Gold ETF flows had remained largely positive in recent months amid heightened investor interest in safe-haven assets.
According to Nitin Agrawal, CEO – Mutual Funds, InCred Money, the reversal reflects profit booking after a sharp price run-up rather than a weakening of the asset class.
“This is not a bearish signal on gold; it reflects profit-booking after a sharp price run-up. The structural case for a measured gold allocation in retail portfolios remains intact,” he noted.
Experts said the trend also reflects a shift in investor behaviour following strong performance in the asset class.
Ashwini Shami, President and Chief Portfolio Manager, OmniScience Capital, said the fall in flows highlights a tendency among investors to react to recent price movements.
“The fall in gold prices triggered a net outflow from Gold ETFs, highlighting the tendency of investors to chase recent performance trends,” he said, adding that gold had seen a long streak of inflows before the recent reversal.
According to Feroze Azeez, Joint CEO, Anand Rathi Wealth, the latest outflows come after a sharp rally in gold prices, with investors reassessing return expectations and booking profits at elevated levels.
“After a strong run-up, future returns may not look as attractive as they did over the past year, prompting some investors to reallocate towards other asset classes,” he noted.
In contrast, silver ETFs continued to attract strong investor interest. The category recorded net inflows of ₹2,133 crore in May.
The divergence in flows comes amid a surge in precious metal prices and changing investor preferences. Gold prices have remained near record levels in recent months, while silver has gained attention from investors amid expectations of both industrial and investment demand.
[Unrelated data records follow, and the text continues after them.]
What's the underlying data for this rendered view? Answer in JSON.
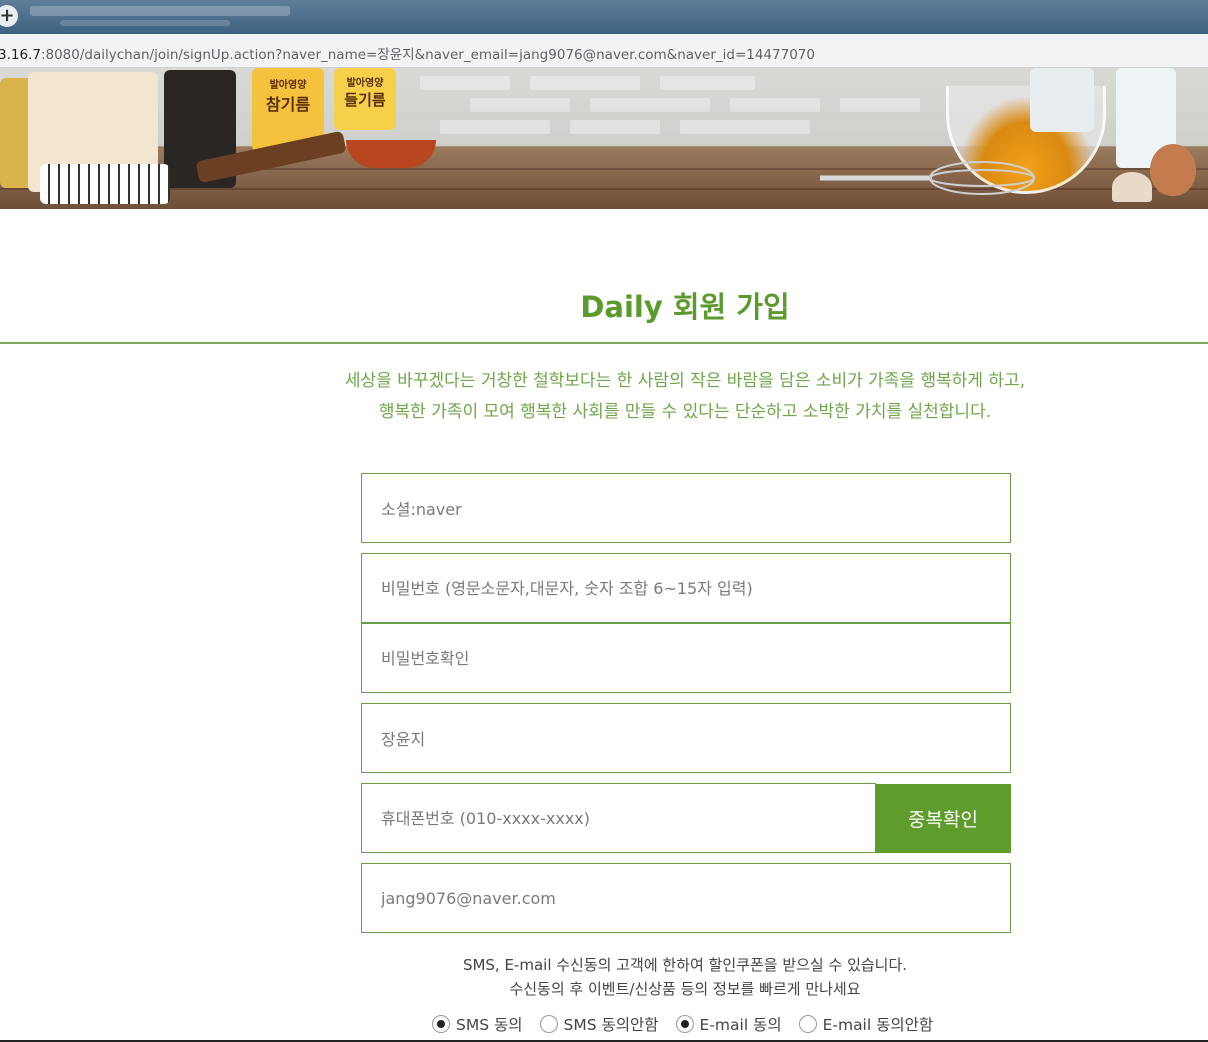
{
  "browser": {
    "new_tab_glyph": "+",
    "url_host": "3.16.7",
    "url_rest": ":8080/dailychan/join/signUp.action?naver_name=장윤지&naver_email=jang9076@naver.com&naver_id=14477070"
  },
  "banner": {
    "jar_labels": [
      "참기름",
      "들기름"
    ],
    "jar_top_labels": [
      "발아영양",
      "발아영양"
    ]
  },
  "page": {
    "title": "Daily 회원 가입",
    "intro_line1": "세상을 바꾸겠다는 거창한 철학보다는 한 사람의 작은 바람을 담은 소비가 가족을 행복하게 하고,",
    "intro_line2": "행복한 가족이 모여 행복한 사회를 만들 수 있다는 단순하고 소박한 가치를 실천합니다."
  },
  "form": {
    "social_value": "소셜:naver",
    "password_placeholder": "비밀번호 (영문소문자,대문자, 숫자 조합 6~15자 입력)",
    "password_confirm_placeholder": "비밀번호확인",
    "name_value": "장윤지",
    "phone_placeholder": "휴대폰번호 (010-xxxx-xxxx)",
    "duplicate_check_label": "중복확인",
    "email_value": "jang9076@naver.com"
  },
  "consent": {
    "notice_line1": "SMS, E-mail 수신동의 고객에 한하여 할인쿠폰을 받으실 수 있습니다.",
    "notice_line2": "수신동의 후 이벤트/신상품 등의 정보를 빠르게 만나세요",
    "sms_agree": "SMS 동의",
    "sms_disagree": "SMS 동의안함",
    "email_agree": "E-mail 동의",
    "email_disagree": "E-mail 동의안함",
    "sms_selected": "SMS 동의",
    "email_selected": "E-mail 동의"
  },
  "colors": {
    "accent_green": "#5e9c2c",
    "title_green": "#5b9a2c",
    "intro_green": "#6fa64a"
  }
}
The latest AMFI data also comes against the backdrop of operational restrictions imposed by some fund houses on gold investment products.
Earlier this month, HDFC Mutual Fund introduced temporary limits on subscriptions to its gold ETF and gold fund of fund schemes. More recently, other asset management companies, including Nippon India Mutual Fund, Tata Mutual Fund, Axis Mutual Fund and Aditya Birla Sun Life Mutual Fund, announced restrictions on large investments into select gold ETF products.
Despite the record outflow in May, gold ETF demand has remained robust on a year-to-date basis. Industry data released earlier by the World Gold Council showed that Indian gold ETFs had attracted strong inflows during 2026 even after recording their first monthly outflow in a year.
The latest trend suggests investors may be reassessing allocations after the sharp run-up in gold prices, while continuing to increase exposure to silver through ETF routes.